Mycasi stated firmly, partly to cover up her inner doubt.
"Innocent? Mai?" A soft chuckle came from Limadan. "She killed her own family. I found her and took her in. She sparednorthe eldest, nor the youngest of her family." He shook his head, "she is far from innocent, Mycasi."
"I worded myself wrongly, Limadan. No one is innocent in this world. Were is your proof that she has not repented, and that she indeed did commit the crime you accuse her of?"
"I found her, the knife still in her hands, covered in blood, the corpses of her family strewn around her," he let out a soft chuckle. "She didn't repent, for the simple reason that she does not believe she did wrong."
Mycasi turns to look at Limadan, and then looks him him square in the face.
"Then I will do as you asked."
"Do not dissappoint me again," Limadan answered, quite honestly curious as to how this wouod play out.
"I did not fail, Limadan.

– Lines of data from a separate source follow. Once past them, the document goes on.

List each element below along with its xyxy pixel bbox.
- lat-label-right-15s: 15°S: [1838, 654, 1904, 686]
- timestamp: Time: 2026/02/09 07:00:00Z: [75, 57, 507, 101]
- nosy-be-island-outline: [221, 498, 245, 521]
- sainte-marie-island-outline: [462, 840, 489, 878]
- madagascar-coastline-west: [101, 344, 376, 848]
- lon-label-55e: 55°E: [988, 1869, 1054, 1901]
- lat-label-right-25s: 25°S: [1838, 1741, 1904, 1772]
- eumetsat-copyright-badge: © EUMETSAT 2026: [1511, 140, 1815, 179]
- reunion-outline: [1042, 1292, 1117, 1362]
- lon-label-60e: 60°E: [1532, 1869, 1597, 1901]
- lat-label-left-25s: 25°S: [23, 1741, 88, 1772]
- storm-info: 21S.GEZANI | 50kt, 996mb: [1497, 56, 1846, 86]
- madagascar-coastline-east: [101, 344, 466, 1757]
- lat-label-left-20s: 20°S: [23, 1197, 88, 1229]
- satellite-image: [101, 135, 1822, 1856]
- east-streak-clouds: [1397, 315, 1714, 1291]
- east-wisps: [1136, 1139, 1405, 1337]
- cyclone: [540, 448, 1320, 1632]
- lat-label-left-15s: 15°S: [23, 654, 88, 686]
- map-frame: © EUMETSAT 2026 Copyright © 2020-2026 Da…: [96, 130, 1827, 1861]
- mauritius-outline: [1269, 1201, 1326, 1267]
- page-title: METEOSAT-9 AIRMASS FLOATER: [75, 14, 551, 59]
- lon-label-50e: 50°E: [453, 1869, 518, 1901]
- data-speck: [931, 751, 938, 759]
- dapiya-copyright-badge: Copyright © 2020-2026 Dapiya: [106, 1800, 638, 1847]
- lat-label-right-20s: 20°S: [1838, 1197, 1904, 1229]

I merely reconsidered."
With one last flap of her wings, Mycasi jeaded for where she last saw Mai.
"Intruiging you reconsidered," Limadan noted dryly. It wasn't like she had a choice in her joining. There was a task she had to complete. And knowing Mai. It wouldn't be easy.
The person in question, Mai, was still in the small room, sat behind a desk and writing on a sheet of paper. A beautiful, caligraphed writing.
Peering through the high barred window, Mycasi confirmed that Mai was still there.
If Mai was indeed as Limadan had said, she would need to be careful.
Mycasi moved slightly to see If Mai was indeed alone in the room.
She was alone. No other soul present in the room. Merely softly humming to herself and writing.
A small determined frown pushed its way onto Mycasi's face. From her perch, she made out a wooden door situuated opposite from Mai. She began to move stealtily towards the door, praying noone was in the nearby vicinity.
Mai didn't seem to come out of the room. Nor was there anyone on approach.